Phosphophyllite, que tout le monde appelle Phos, est l'un des plus fragiles habitants d'un monde peuplé de gemmes immortelles, traquées par des êtres lunaires qui viennent les briser pour les emporter. Chargé d'une mission en apparence modeste, ce personnage trop léger pour le combat se met pourtant en marche, et c'est là que L'Ère des cristaux attrape le lecteur. Le décor a la beauté d'un rêve clair, mais l'aventure glisse vite vers quelque chose de plus dur, plus mélancolique, sans perdre son mystère.
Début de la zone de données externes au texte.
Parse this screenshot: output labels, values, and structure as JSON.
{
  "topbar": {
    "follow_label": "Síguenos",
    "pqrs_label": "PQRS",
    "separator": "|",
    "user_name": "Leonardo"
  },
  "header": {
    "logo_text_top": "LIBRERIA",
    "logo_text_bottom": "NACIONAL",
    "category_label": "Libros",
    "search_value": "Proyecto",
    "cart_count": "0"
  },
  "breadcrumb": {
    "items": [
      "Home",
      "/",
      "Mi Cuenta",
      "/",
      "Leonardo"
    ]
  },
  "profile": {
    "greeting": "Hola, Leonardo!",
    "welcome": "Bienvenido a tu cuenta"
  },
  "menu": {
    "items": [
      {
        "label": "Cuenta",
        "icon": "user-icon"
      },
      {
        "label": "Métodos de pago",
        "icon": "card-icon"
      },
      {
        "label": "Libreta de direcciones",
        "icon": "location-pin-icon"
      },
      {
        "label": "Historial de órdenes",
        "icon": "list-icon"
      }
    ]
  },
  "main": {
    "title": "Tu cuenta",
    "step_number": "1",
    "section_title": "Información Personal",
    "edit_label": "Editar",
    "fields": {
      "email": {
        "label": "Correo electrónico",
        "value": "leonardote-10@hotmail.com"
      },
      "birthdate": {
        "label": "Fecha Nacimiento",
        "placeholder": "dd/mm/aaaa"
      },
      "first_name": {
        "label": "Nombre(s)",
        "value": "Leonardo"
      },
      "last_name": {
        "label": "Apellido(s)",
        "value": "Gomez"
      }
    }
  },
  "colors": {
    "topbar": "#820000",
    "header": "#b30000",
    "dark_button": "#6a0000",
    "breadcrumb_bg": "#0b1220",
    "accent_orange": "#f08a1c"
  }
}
Haruko Ichikawa signe seule ce manga au dessin très reconnaissable, tout en blancs, en noirs et en silhouettes nettes. La série démarre en 2012 dans le magazine Afternoon de Kodansha au Japon, puis arrive en France chez Glénat à partir de 2016. L'adaptation animée produite par Orange en 2017 a beaucoup compté dans sa circulation hors du cercle des lecteurs de seinen, en imposant à l'écran la même étrangeté minérale que sur la page.
Avec 12 volumes, la série est désormais complète : sa prépublication s'est achevée en 2024 après douze ans de parcours. Dès ses débuts, elle s'est fait remarquer avec une nomination au Manga Taisho 2015, puis une adaptation animée vite saluée pour sa CG. Pour un collectionneur, le point simple est aussi le bon : l'édition Glénat lancée en 2016 couvre l'ensemble de l'œuvre en tomes standards, sans multiplication de versions concurrentes en français à ce jour.